Results of the second decade of the Trans-Atlantic Airlift for renal transplantation recipients from the Dutch Antilles: an unique program comes of age


Z.A. Choudry, H. Peters-Sengers, N. Ajubi, W. de Velter, R. Kock, N.M. Lardy, N.C van der Weerd, J.J.H. van der Heijde, K.A.M.I. van der Pant, M.M. Idu, F.J. Bemelman

Chair(s): dr. M.A.C.J. Gelens

Thursday 9 march 2017

12:30 - 12:45h

Categories: Poster - Klinisch

Parallel session: Postersessie - Klinisch 4


Background:
The prevalence of end-stage renal disease in the Dutch Caribbean is twice as high compared to the Netherlands.  In 1998, the St. Elisabeth Hospital and in 2003 the Dr. Horacio E. Oduber Hospital in Aruba, started a unique trans-Atlantic collaboration with the Academic Medical Center in Amsterdam, the Netherlands, and the Eurotransplant Foundation. This study is an analysis of the early renal outcome of this trans-Atlantic program from April 2007 until August 2016. From April 2007 two measures were taken: 1) all patients received induction therapy with basiliximab, and 2) only brain-death donors in case of deceased donors were accepted.

Methods:
In 88 consecutive transplantations performed between April 2007 and August 2016, 3 month graft survival, primary non function and rejection rate at 3 months were studied. These were compared with 39 transplantation between April 1997 and end of March 2007.

Results:
Sixty patients received a first and 3 received a second deceased donor transplant, and 24 patients received a first and 1 a second living donor transplantation. Mean recipient age of deceased and living donors was 52 years (SD 13) and 48 years (SD 15) respectively. Original disease was hypertension (22%), diabetes 17%, glomerulonephritis (6.3%) cystic kidney disease (6.3%). Dialysis vintage of deceased and living donors was 72 months (SD 30) and 40 months (SD 23) respectively. Donor age was 52 years (SD 12) and 52 years (SD 14) for deceased and living donors respectively.
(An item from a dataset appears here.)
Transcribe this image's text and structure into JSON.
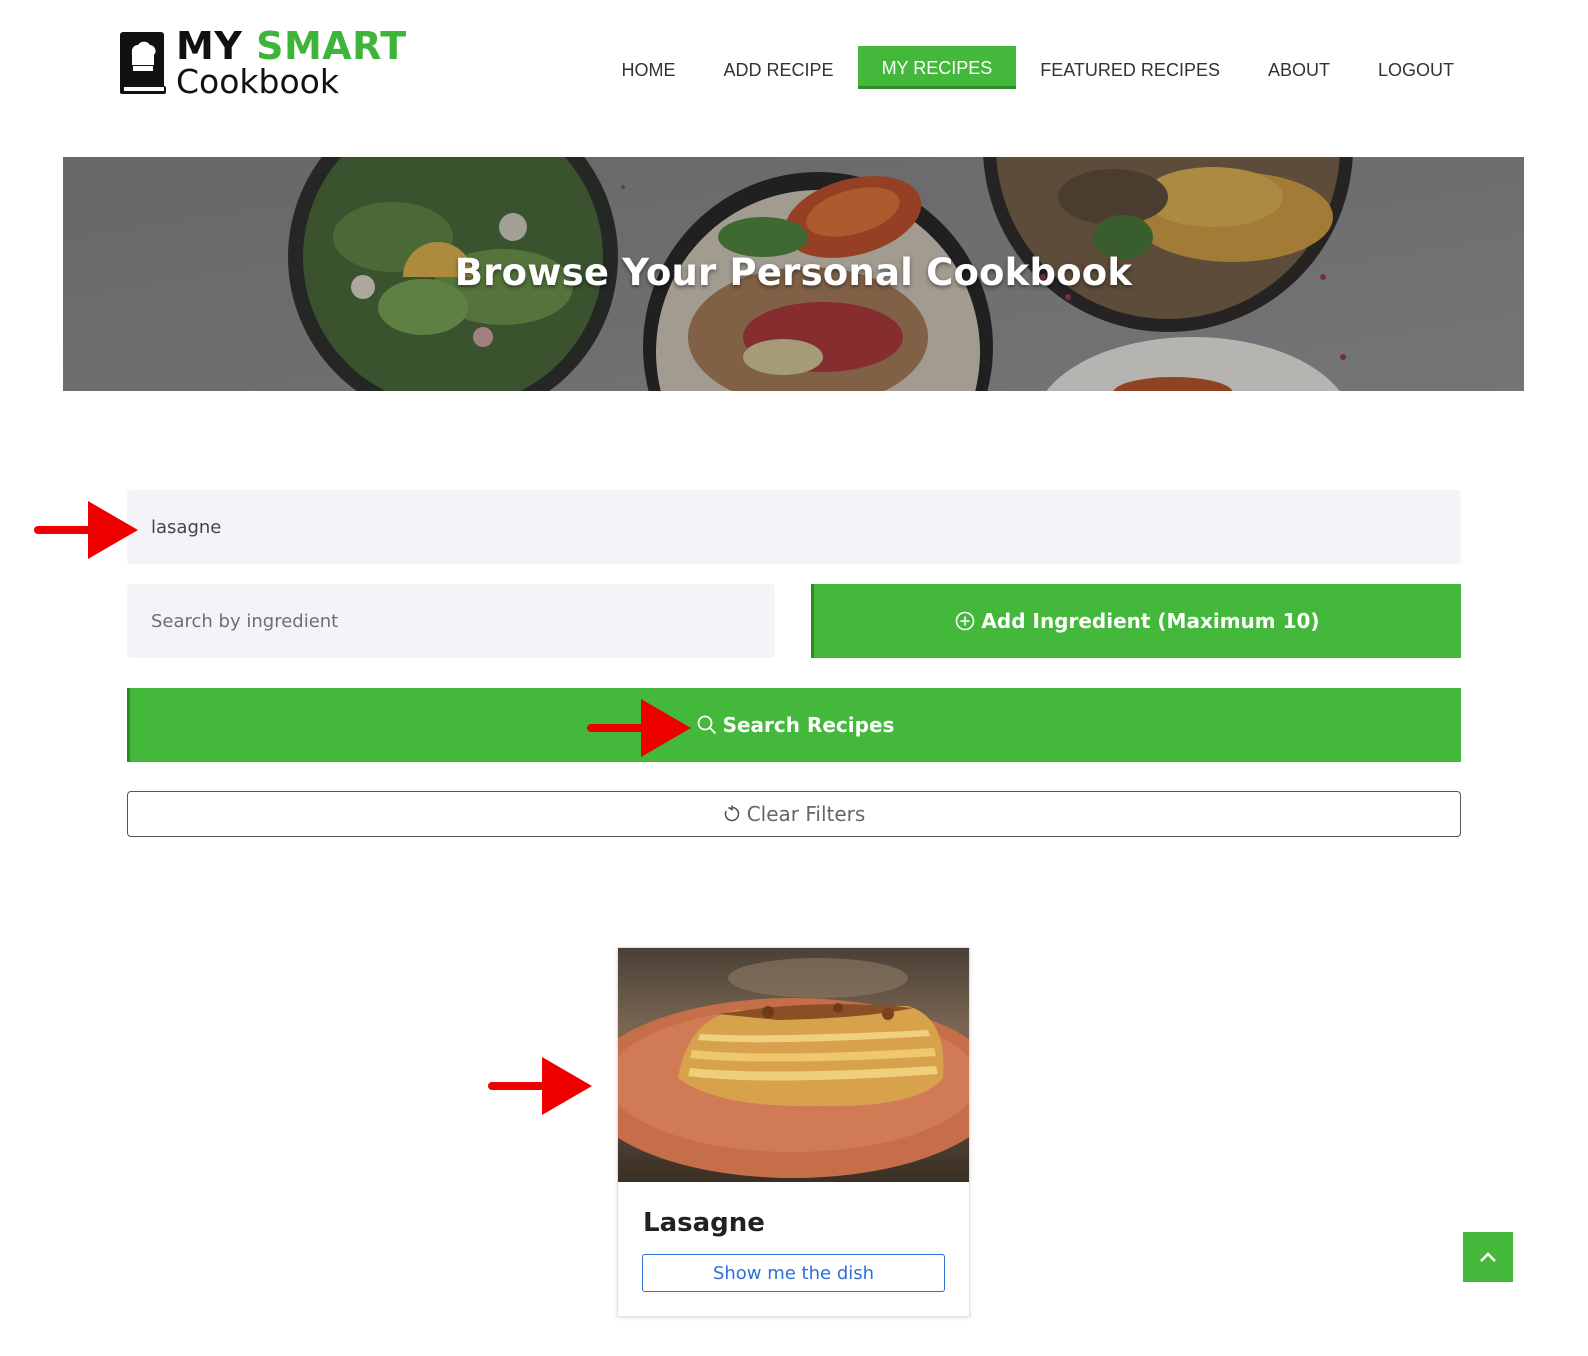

Median cumulative HLA mismatches were 3 (IQR 2-4) in deceased and 3 (IQR 3-4) in living donors. Cold Ischemic time was 24.2 hours (SD 8.6) in deceased and  2.9 (0.6) hours in living donors. Primary non-function rate and delayed graft function was 3.2% and 31% in deceased, and  0% and 12% in living donors respectively. Rejection rate at 3 months was 12.7% in deceased, and 12% in living donors. Mean eGFR of deceased donor kidneys-with-function at 3 months was 51 (SD 25), and eGFR was 51 (SD 14) in living donor kidneys. Graft survival in deceased kidneys after April 2007 was higher (93.7% vs. 82.1%, p=0.063). Graft survival in living donor kidneys was 100% in both eras. In deceased donor kidneys, primary non-function rate declined after April 2007 (10.5% to 3.2%, p=0.194), delayed graft function was similar, and rejection rate within 3 months declined (23% to 13%, p=0.184).

Conclusion:
These data outline the success of the Trans-Atlantic program. This success is achieved despite prolonged cold ischemia times. Routine machine perfusion of all deceased donor kidneys might have a role. Although not significantly, primary non-function and rejection rates seem to have decreased. Long-term follow up results of the program are currently under investigation.